This risotto was put on Twitter by David Beckham when he cooked it for his family. I looked at the pictures of him proudly cooking it, and I checked out the ingredients and worked out it was a risotto Milanese. I have recreated it so you can try a bit of the Beckham. It’s a really rich, creamy risotto that would work well with a crisp lettuce salad dressed with my vinaigrette to counterbalance the richness of the risotto which would be a delicious dinner for two on a date night.

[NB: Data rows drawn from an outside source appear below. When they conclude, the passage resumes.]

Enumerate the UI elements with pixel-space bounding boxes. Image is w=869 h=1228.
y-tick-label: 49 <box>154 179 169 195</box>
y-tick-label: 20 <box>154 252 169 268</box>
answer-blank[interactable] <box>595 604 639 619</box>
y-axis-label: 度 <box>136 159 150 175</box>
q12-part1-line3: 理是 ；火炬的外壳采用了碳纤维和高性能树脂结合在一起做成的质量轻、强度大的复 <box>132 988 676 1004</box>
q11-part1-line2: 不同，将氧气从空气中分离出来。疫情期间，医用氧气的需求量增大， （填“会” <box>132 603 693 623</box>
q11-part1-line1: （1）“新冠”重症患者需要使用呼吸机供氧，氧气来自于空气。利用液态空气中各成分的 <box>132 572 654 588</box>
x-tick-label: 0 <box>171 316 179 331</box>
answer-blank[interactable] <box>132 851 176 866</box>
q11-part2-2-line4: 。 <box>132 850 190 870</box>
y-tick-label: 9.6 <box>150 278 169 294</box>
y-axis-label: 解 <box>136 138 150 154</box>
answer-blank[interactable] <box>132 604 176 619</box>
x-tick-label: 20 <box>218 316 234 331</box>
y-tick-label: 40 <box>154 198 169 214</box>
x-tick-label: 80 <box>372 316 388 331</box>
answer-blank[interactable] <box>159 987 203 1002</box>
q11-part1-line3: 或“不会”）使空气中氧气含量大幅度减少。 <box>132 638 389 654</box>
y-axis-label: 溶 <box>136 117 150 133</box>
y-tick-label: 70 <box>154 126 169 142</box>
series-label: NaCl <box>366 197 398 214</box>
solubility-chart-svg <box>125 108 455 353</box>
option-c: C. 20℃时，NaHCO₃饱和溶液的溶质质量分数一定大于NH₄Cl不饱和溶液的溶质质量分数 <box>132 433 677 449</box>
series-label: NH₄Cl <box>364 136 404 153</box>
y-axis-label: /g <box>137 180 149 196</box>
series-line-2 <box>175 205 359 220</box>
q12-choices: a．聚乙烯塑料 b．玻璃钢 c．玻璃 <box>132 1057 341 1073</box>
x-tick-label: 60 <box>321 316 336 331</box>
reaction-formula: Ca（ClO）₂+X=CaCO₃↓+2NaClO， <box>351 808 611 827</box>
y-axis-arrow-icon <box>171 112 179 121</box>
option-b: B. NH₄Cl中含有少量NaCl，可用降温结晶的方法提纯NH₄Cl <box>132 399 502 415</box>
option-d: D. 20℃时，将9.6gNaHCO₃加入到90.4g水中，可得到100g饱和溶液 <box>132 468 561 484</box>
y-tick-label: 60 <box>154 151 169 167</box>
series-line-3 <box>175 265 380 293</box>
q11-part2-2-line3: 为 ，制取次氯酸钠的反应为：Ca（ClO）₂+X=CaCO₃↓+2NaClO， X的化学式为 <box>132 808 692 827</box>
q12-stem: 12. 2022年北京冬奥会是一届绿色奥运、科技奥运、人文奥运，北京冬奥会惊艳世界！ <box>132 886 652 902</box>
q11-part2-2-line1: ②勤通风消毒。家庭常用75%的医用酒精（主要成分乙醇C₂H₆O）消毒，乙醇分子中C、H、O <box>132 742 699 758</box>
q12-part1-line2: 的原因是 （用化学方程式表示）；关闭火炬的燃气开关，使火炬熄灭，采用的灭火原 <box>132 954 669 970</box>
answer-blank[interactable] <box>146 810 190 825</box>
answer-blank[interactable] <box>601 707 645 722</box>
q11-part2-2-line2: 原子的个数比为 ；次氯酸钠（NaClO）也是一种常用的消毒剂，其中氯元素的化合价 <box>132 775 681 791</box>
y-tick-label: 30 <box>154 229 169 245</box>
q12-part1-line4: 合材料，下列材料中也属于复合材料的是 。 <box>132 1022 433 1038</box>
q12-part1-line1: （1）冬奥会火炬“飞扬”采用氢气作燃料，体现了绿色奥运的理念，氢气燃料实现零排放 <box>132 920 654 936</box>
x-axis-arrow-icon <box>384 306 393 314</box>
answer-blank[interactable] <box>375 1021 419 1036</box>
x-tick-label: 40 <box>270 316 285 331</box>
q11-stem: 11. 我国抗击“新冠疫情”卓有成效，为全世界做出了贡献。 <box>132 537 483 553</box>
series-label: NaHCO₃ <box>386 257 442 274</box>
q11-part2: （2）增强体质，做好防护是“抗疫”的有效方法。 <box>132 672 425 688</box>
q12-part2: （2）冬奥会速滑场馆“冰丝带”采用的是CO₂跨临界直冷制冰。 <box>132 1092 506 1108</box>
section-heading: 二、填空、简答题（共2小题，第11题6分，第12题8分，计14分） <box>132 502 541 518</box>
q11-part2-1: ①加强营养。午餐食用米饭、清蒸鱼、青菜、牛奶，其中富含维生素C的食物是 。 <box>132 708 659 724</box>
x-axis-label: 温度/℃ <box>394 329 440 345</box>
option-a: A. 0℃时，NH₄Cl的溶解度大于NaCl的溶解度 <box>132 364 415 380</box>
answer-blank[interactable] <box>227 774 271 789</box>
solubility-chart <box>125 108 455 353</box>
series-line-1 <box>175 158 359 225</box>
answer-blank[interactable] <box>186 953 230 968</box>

Serves 3 as a starter or 2 as a main meal.
1 cup of risotto rice
½ medium onion finely chopped
200ml of white wine
500ml of hot stock, David used beef stock, I used chicken (Knorr stock pots are fantastic) or you can use vegetable stock
4 fresh sage leaves, or a pinch of dried sage
Saffron, a big pinch
1 ½ cloves garlic very finely chopped
50g Parmesan grated
A small bunch of parsley
Firstly, very finely chop the parsley and add the zest of the lemon and half the chopped garlic. Mix together and set aside.
In a heavy bottomed pot on a medium heat, gently fry the a clove of the chopped garlic and onions in half the butter with the saffron and the sage for about ten minutes.
Meanwhile, put the stock and wine in another saucepan and bring to a gentle simmer.
Add the rice to the frying onions and stir through for a minute or two.
Now start to ladle the stock, a ladle at a time, until each ladle has nearly been absorbed by the rice. This will take about 20 minutes and shouldn’t be rushed, so keep the heat very low.
Once the stock has been absorbed take the risotto off the heat, it should be wet and not dry, like porridge, then vigorously stir in the Parmesan and the rest of the butter with a spoon. Check for seasoning, it probably won’t need salt.
Serve straight away sprinkled with the parsley mixture, which the Italian’s call gremolata.